Right now, fairly little is known regarding the safety of GMOs, and even less is common public knowledge. If companies are truly convinced that GMOs cause no harm, they should invest in researching this claim and informing the public, not support legislation that reverses the progress we make toward open information and transparency. Supplementally, the U.S. government should invest in public awareness campaigns for GMOs while conducting further, extensive research to find out the exact long-term effects of GMOs. We are saying there's no proof that these ingredients cause any direct harm, but there is a possibility that they do. Why are we letting this question be and not looking for a definitive answer? This is an issue of public health, not something we should be accepting and making use of without fully understanding the implications. The safety of GMOs should no longer be a matter of opinion or an issue of debate among different interest groups.

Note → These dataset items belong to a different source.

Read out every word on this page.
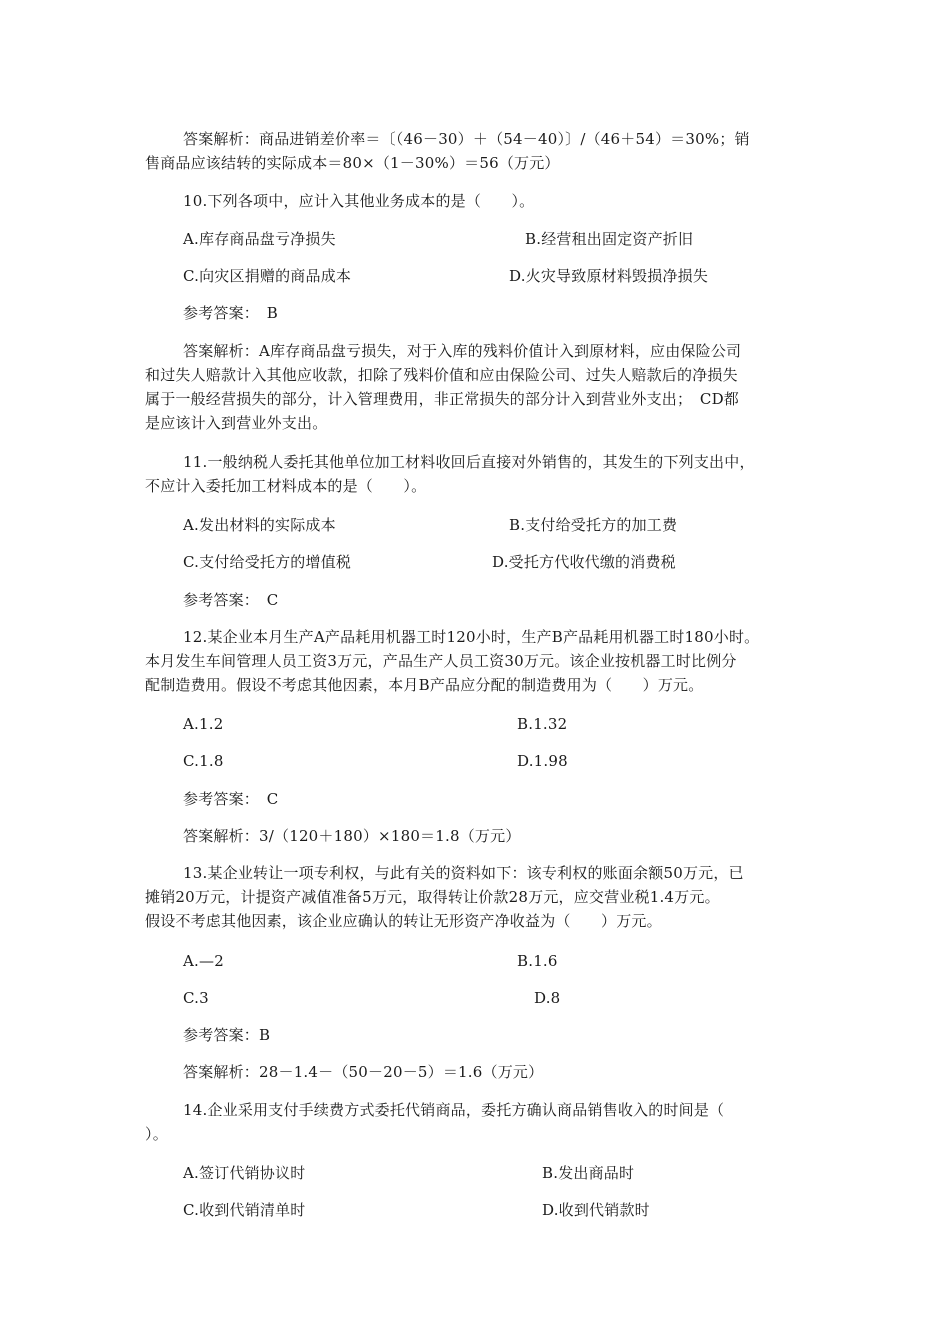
答案解析：商品进销差价率＝〔（46－30）＋（54－40）〕/（46＋54）＝30%；销
售商品应该结转的实际成本＝80×（1－30%）＝56（万元）
10.下列各项中，应计入其他业务成本的是（　　）。
A.库存商品盘亏净损失	B.经营租出固定资产折旧
C.向灾区捐赠的商品成本	D.火灾导致原材料毁损净损失
参考答案：　B
答案解析：A库存商品盘亏损失，对于入库的残料价值计入到原材料，应由保险公司
和过失人赔款计入其他应收款，扣除了残料价值和应由保险公司、过失人赔款后的净损失
属于一般经营损失的部分，计入管理费用，非正常损失的部分计入到营业外支出；　CD都
是应该计入到营业外支出。
11.一般纳税人委托其他单位加工材料收回后直接对外销售的，其发生的下列支出中，
不应计入委托加工材料成本的是（　　）。
A.发出材料的实际成本	B.支付给受托方的加工费
C.支付给受托方的增值税	D.受托方代收代缴的消费税
参考答案：　C
12.某企业本月生产A产品耗用机器工时120小时，生产B产品耗用机器工时180小时。
本月发生车间管理人员工资3万元，产品生产人员工资30万元。该企业按机器工时比例分
配制造费用。假设不考虑其他因素，本月B产品应分配的制造费用为（　　）万元。
A.1.2	B.1.32
C.1.8	D.1.98
参考答案：　C
答案解析：3/（120＋180）×180＝1.8（万元）
13.某企业转让一项专利权，与此有关的资料如下：该专利权的账面余额50万元，已
摊销20万元，计提资产减值准备5万元，取得转让价款28万元，应交营业税1.4万元。
假设不考虑其他因素，该企业应确认的转让无形资产净收益为（　　）万元。
A.—2	B.1.6
C.3	D.8
参考答案：B
答案解析：28－1.4－（50－20－5）＝1.6（万元）
14.企业采用支付手续费方式委托代销商品，委托方确认商品销售收入的时间是（
）。
A.签订代销协议时	B.发出商品时
C.收到代销清单时	D.收到代销款时
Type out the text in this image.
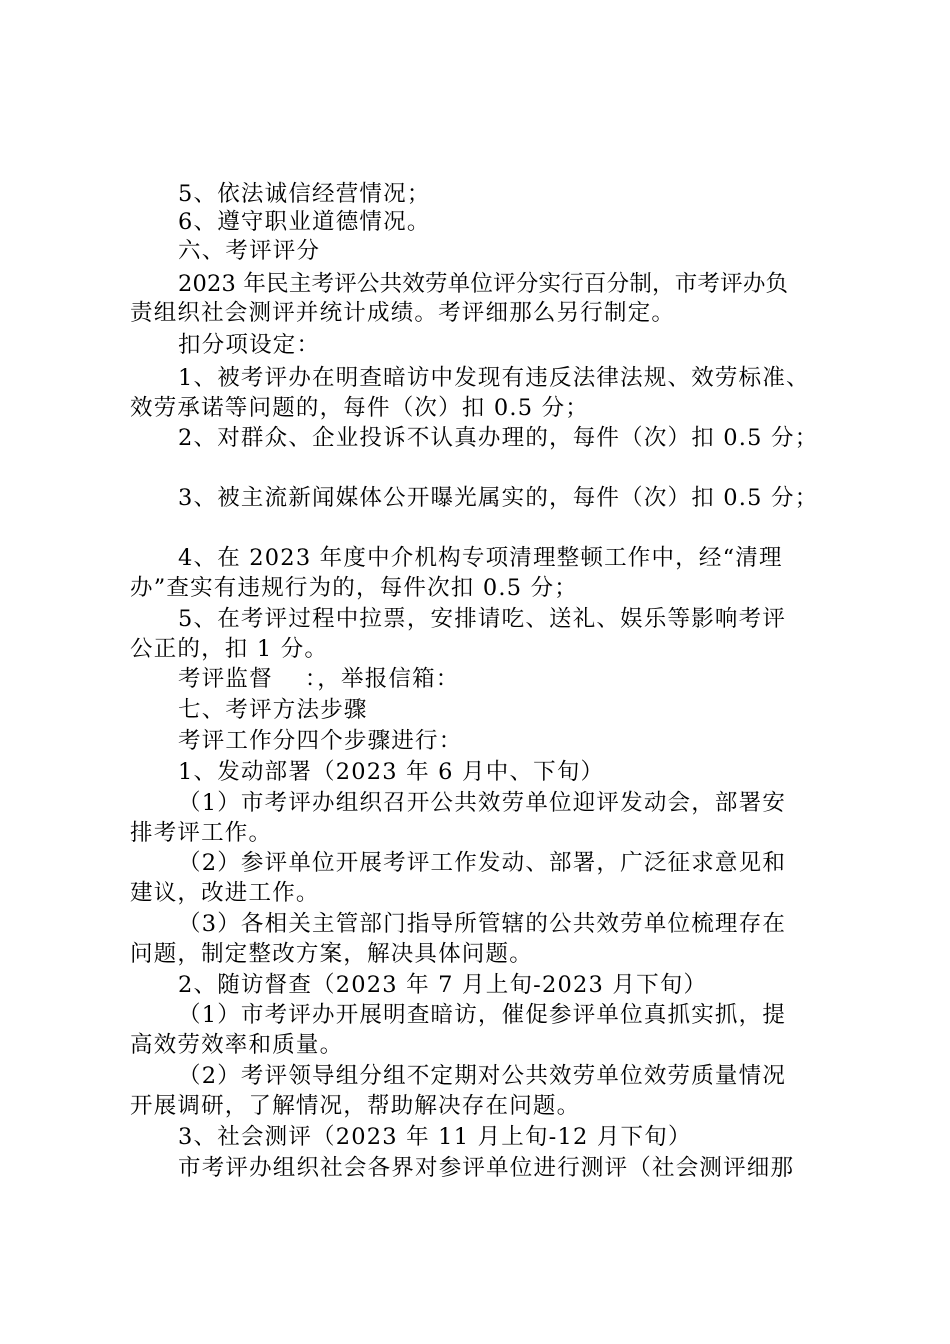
5、依法诚信经营情况；
6、遵守职业道德情况。
六、考评评分
2023 年民主考评公共效劳单位评分实行百分制，市考评办负
责组织社会测评并统计成绩。考评细那么另行制定。
扣分项设定：
1、被考评办在明查暗访中发现有违反法律法规、效劳标准、
效劳承诺等问题的，每件（次）扣 0.5 分；
2、对群众、企业投诉不认真办理的，每件（次）扣 0.5 分；
3、被主流新闻媒体公开曝光属实的，每件（次）扣 0.5 分；
4、在 2023 年度中介机构专项清理整顿工作中，经“清理
办”查实有违规行为的，每件次扣 0.5 分；
5、在考评过程中拉票，安排请吃、送礼、娱乐等影响考评
公正的，扣 1 分。
考评监督　 ：，举报信箱：
七、考评方法步骤
考评工作分四个步骤进行：
1、发动部署（2023 年 6 月中、下旬）
（1）市考评办组织召开公共效劳单位迎评发动会，部署安
排考评工作。
（2）参评单位开展考评工作发动、部署，广泛征求意见和
建议，改进工作。
（3）各相关主管部门指导所管辖的公共效劳单位梳理存在
问题，制定整改方案，解决具体问题。
2、随访督查（2023 年 7 月上旬-2023 月下旬）
（1）市考评办开展明查暗访，催促参评单位真抓实抓，提
高效劳效率和质量。
（2）考评领导组分组不定期对公共效劳单位效劳质量情况
开展调研，了解情况，帮助解决存在问题。
3、社会测评（2023 年 11 月上旬-12 月下旬）
市考评办组织社会各界对参评单位进行测评（社会测评细那
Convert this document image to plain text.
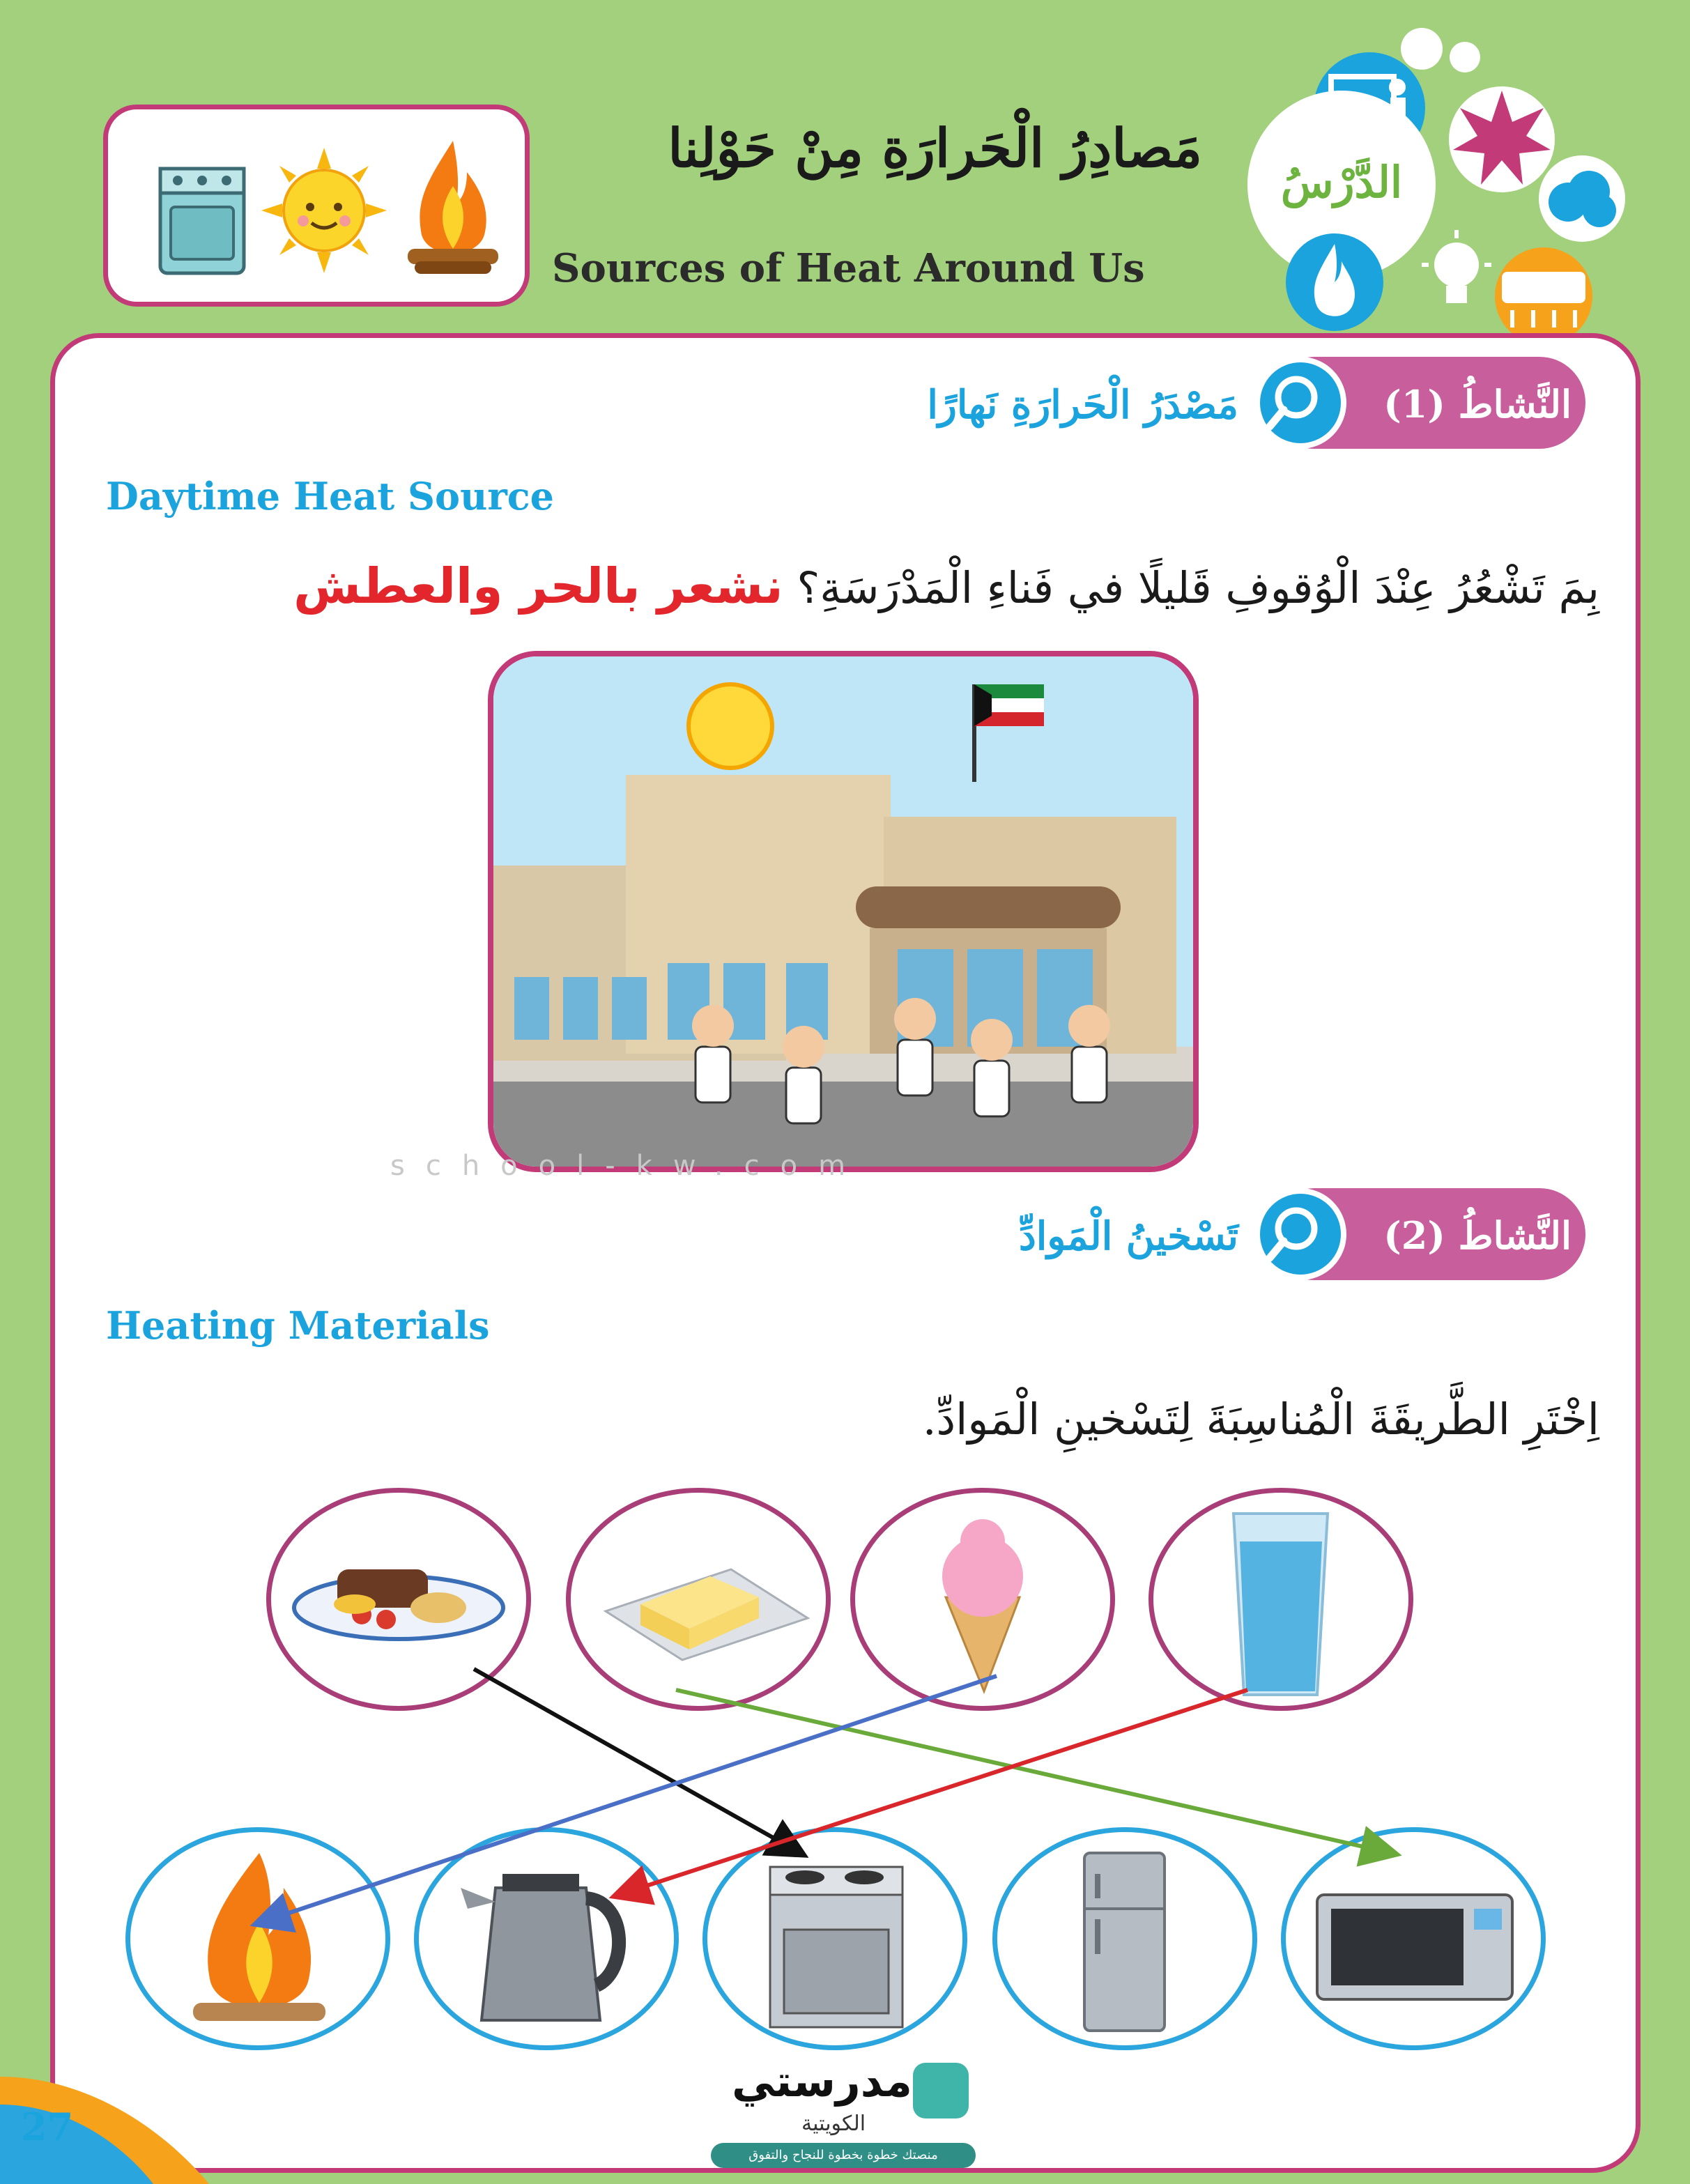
مَصادِرُ الْحَرارَةِ مِنْ حَوْلِنا
Sources of Heat Around Us
الدَّرْسُ
النَّشاطُ (1)
مَصْدَرُ الْحَرارَةِ نَهارًا
Daytime Heat Source
بِمَ تَشْعُرُ عِنْدَ الْوُقوفِ قَليلًا في فَناءِ الْمَدْرَسَةِ؟ نشعر بالحر والعطش
school-kw.com
النَّشاطُ (2)
تَسْخينُ الْمَوادِّ
Heating Materials
اِخْتَرِ الطَّريقَةَ الْمُناسِبَةَ لِتَسْخينِ الْمَوادِّ.
27
مدرستي
الكويتية
منصتك خطوة بخطوة للنجاح والتفوق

We should require labels on GMO products for the same reason we require any other type of label- to increase and promote informed decision-making. The U.S. Government has supported and advocated for consumer rights in the past- why stop now? In this case, informed decision-making comes at the price of appeasing big business. Apparently, that's not a trade-off we're willing to make. Facts should not be hidden, consumers should understand what they are buying, and GMOs, good or bad, should be labeled and researched.